These are chat archives for thunder-project/thunder

20th
Dec 2016
Boaz Mohar
@boazmohar
Dec 20 2016 00:21
@d-v-b @jwittenbach In my experience you need to be careful with the .fromrdd() as you now might not have the same keys do to the filter part. If you leave the comforts of Thunder you need to take care of the keys.
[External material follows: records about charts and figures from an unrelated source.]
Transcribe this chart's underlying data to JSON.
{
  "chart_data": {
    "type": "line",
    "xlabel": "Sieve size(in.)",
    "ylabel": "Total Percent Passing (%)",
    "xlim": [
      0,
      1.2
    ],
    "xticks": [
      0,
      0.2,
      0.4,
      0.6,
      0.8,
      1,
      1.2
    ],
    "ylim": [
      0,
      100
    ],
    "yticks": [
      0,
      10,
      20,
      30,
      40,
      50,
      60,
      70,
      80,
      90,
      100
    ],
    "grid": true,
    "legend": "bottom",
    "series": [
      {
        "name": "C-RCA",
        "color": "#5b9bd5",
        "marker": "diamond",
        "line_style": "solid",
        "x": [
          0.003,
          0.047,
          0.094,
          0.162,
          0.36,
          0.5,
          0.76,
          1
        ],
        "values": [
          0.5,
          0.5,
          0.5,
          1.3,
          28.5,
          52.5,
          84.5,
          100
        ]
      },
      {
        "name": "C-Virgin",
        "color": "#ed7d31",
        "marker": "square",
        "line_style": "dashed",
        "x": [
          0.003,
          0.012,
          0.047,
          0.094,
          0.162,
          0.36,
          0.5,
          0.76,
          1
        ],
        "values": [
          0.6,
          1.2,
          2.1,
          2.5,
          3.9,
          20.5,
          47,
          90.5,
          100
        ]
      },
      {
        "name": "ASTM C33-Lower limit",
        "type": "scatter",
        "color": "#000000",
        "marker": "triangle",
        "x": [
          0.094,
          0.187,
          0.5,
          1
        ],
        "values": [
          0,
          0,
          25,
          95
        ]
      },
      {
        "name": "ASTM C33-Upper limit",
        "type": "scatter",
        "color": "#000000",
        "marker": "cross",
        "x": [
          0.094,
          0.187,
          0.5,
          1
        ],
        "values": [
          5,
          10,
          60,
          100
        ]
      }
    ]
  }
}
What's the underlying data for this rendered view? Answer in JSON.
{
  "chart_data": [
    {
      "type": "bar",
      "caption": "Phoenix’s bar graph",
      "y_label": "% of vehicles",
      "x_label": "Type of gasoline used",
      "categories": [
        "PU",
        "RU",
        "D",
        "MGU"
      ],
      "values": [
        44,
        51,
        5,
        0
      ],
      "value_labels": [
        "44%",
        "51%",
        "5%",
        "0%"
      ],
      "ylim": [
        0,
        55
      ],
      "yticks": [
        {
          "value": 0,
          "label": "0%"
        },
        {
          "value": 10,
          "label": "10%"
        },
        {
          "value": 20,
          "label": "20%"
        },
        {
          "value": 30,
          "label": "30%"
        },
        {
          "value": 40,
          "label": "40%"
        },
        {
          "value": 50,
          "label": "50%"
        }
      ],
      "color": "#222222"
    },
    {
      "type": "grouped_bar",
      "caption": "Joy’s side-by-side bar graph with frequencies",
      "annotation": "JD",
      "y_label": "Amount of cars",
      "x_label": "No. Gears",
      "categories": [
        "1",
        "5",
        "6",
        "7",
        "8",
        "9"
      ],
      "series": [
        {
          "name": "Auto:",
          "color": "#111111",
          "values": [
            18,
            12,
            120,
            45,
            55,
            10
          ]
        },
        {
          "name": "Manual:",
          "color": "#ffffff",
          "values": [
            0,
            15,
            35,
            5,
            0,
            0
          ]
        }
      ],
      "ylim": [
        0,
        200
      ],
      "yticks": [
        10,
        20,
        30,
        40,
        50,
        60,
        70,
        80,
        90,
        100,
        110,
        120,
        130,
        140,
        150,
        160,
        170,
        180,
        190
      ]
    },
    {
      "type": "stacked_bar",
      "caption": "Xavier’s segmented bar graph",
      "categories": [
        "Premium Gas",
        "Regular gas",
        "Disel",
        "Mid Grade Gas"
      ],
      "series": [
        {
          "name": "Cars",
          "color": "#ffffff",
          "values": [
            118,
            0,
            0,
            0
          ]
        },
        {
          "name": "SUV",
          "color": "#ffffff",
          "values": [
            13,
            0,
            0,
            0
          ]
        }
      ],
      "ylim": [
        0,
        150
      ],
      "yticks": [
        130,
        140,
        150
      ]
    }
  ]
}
Also @d-v-b I am running into a problem you mentioned a while back. I am trying to do a data.mean() on a dataset where a single volume is 1024x1024x300 int16. I am getting: ValueError: can not serialize object larger than 2G, did you solve that?
Jason Wittenbach
@jwittenbach
Dec 20 2016 16:08
@chenminyeh both of those were removed from the current version of Thunder to make it more modular
The fact that ThunderContext is gone is a definite upgrade. You can now just start Python however you want (IPython, Jupyter Notebook, PySpark, etc) and then simply import Thunder like you would any other package (e.g. import thunder as td)
Jason Wittenbach
@jwittenbach
Dec 20 2016 16:13
As for Colorize, we wanted to make Thunder more modular, so it was removed as it’s a little tangential to image/time-series manipulation. I don’t think the code was ever moved anywhere else, but you can still find it in the old release: https://github.com/thunder-project/thunder/blob/v0.6.0/thunder/viz/colorize.py
chenminyeh
@chenminyeh
Dec 20 2016 16:36
@jwittenbach Got you! I like how one can visualize the results from factorization. I am new to thunder and python but will see if i there are alternatives to do those! Thanks!!
Davis Bennett
@d-v-b
Dec 20 2016 18:11
@boazmohar I haven't had that issue with serializing big objects in a while, probably I found a way around it? I honestly don't remember
are you making an average image, or an average timeseries?
Boaz Mohar
@boazmohar
Dec 20 2016 21:01
@d-v-b I am averaging over time to get an average image. I can load the data I can pull one image with first(), map() and save back out but aggregation seem to fail.
Davis Bennett
@d-v-b
Dec 20 2016 21:10
I don't remember how thunder does averaging across the distributed axis, but you should be careful doing that with int16 data, you might get overflow problems
that's assuming you solve the problems you're currently having :smile:
Boaz Mohar
@boazmohar
Dec 20 2016 21:13
It fails so quickly that I also don't think it is related. Also it works fine as long as my z is under 250 planes (i.e. 1024x1024x250 volumes). Do you average anything with an equivalent number of elements?
Davis Bennett
@d-v-b
Dec 20 2016 21:17
my data are usually ~[120, 2048,2048] maximum
i might have been getting the same errors back when my data were tht big
Boaz Mohar
@boazmohar
Dec 20 2016 21:21
That is around the same number of elements. Sorry to keep bugging, but was there a version of spark that you could push that along?
Davis Bennett
@d-v-b
Dec 20 2016 21:24
I can't guarantee that I ever got around this issue, I haven't worked with data that big in a while
Boaz Mohar
@boazmohar
Dec 20 2016 21:25
Got it. I will be splitting it for now. Thanks!
Davis Bennett
@d-v-b
Dec 20 2016 21:26
looking back, I didn't have your issue when taking a mean, it was when I was trying to use sc.images.fromarray with a big array, and I think I just worked around it
Boaz Mohar
@boazmohar
Dec 20 2016 21:27
From what I can see in the code it is checking for number of elements bigger then 2^32 so I don't get it.